Decker took a couple of slugs from his coffee now, "In some ways, I think that is really a part of what the QI in LGBT is saying. Having to be stuck in one sexual persona isn't necessary, unless of course, that's what YOU are interested in...that it's what YOU want to do. I know that's a long way to get to a simple answer, but...I don't know...what do you think?"

"Decker, there is a lot in what you have to say....yes...a lot. Do you think age has anything to do with it?" As long as I was getting is perspective, I might as well get as much as I can.

Decker pondered, "Age? Hmmm....I don't see how or why. Nothing really changes except for having experience. More experience comes with age and allows one to be more discerning about his or her situation, wants, and needs. We learn from experience. But again, we don't learn if we believe we're stuck, no matter how young or old we are."

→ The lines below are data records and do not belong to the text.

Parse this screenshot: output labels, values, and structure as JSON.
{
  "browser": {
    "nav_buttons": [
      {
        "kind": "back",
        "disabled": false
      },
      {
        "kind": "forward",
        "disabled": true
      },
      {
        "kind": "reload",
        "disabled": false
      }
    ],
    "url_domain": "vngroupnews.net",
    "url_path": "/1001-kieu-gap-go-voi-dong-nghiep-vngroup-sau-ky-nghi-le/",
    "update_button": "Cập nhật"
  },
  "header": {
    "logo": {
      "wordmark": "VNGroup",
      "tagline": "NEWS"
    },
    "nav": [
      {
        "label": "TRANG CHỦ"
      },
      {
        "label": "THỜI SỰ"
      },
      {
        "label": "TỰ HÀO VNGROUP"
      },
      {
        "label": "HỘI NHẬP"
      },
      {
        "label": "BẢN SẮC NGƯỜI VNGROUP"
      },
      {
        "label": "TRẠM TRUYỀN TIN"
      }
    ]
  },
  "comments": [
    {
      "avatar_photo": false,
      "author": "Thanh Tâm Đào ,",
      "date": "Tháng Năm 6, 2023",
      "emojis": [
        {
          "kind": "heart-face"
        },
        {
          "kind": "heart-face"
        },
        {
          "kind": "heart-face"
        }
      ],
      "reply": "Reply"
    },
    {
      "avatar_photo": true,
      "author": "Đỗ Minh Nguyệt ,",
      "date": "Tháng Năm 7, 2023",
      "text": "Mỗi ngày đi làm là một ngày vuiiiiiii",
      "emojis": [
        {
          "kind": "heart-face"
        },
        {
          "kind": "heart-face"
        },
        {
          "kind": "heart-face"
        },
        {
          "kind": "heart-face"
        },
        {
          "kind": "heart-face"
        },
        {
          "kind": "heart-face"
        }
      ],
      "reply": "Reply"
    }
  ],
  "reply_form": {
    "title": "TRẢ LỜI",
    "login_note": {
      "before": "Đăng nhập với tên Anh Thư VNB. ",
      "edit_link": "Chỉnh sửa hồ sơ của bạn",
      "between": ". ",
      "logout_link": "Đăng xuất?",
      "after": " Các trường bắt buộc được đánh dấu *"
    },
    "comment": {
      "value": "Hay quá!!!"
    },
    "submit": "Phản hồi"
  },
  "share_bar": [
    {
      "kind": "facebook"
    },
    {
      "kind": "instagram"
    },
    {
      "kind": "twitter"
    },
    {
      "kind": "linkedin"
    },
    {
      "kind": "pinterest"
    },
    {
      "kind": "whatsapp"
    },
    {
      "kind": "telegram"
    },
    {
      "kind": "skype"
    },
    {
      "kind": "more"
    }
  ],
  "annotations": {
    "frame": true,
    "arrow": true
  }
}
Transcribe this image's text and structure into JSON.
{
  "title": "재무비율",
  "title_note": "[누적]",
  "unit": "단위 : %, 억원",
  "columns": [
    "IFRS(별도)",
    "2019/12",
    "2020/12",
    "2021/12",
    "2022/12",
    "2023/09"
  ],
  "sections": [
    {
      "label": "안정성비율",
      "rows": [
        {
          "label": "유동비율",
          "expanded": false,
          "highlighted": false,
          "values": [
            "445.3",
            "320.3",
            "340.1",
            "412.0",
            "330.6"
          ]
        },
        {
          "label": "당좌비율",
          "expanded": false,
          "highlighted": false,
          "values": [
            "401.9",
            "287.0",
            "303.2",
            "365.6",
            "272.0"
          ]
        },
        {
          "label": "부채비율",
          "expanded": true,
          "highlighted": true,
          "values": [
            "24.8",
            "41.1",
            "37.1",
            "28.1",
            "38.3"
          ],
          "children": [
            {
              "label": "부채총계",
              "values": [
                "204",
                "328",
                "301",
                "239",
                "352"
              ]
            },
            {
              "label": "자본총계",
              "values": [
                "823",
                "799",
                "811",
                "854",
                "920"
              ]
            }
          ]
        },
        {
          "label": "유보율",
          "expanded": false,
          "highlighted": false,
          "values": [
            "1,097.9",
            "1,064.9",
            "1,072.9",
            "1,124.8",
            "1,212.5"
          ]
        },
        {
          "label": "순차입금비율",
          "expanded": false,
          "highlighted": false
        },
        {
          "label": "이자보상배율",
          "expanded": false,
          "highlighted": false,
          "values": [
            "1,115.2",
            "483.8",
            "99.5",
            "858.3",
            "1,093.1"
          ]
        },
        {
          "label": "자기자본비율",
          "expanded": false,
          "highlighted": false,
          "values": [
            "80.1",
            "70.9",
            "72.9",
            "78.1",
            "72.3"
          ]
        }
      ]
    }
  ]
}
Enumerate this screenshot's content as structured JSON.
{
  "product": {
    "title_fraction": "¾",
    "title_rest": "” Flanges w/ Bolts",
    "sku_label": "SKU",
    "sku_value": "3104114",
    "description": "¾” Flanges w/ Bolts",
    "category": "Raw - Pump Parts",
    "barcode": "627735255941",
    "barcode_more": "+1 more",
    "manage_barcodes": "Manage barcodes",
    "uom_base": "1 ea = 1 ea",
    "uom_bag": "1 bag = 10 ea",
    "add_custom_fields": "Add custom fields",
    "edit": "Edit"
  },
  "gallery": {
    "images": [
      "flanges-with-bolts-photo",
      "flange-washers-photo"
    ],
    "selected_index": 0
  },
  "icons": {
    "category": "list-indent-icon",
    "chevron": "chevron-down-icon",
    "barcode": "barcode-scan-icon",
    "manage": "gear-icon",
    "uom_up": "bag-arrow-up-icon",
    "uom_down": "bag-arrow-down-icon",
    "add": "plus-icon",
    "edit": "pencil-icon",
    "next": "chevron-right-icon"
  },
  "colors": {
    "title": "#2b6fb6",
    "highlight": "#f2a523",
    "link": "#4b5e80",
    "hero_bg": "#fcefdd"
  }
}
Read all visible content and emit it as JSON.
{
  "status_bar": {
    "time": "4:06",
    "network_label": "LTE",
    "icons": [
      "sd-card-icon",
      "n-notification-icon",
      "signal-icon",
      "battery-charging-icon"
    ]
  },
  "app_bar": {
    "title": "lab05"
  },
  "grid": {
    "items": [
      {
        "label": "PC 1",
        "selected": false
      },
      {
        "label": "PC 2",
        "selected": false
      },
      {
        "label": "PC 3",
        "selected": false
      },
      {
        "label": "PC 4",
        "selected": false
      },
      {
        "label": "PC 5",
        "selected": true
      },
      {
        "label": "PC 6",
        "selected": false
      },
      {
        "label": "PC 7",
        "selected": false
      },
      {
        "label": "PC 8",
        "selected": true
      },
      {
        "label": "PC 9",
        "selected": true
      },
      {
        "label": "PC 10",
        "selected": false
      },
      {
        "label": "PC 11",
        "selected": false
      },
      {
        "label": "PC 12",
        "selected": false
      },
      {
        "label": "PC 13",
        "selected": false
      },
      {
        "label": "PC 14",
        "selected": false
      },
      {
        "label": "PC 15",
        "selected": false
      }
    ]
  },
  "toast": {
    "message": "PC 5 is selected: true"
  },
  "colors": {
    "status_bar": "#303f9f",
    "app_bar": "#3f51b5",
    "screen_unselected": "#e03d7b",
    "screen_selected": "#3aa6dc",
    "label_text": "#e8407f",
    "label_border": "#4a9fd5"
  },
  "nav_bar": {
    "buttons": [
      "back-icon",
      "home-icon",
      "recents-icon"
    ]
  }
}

"That's wonderful, Decker!" I couldn't conceal the glee in my voice, "You are absolutely, and wonderfully RIGHT! Thank you so much!"

Decker responded, "Lin, please! I just told you what I think based on what you told me. It just seems to me that those are the elements of where you are and a way to free yourself from your dilemma. That's all. I'm not a genius. I just happened to be here and listen to you...to help"

"There 's one other thing, Decker," I knew then I needed to go into this, "you're looking at a 39 year-old, overly sensitive, Asian-American, flat chested, butch looking woman, who has has sexual identity issues and hasn't had sexual relations for years, and can't stand cigarette smoke. She's horny. Do you want to have sex with me?"

He did...and we did--though the "roll-out" was unconventional--and we did, when I wasn't with my girlfriends! We never got to the "threesome" issue, but it wasn't out of the question!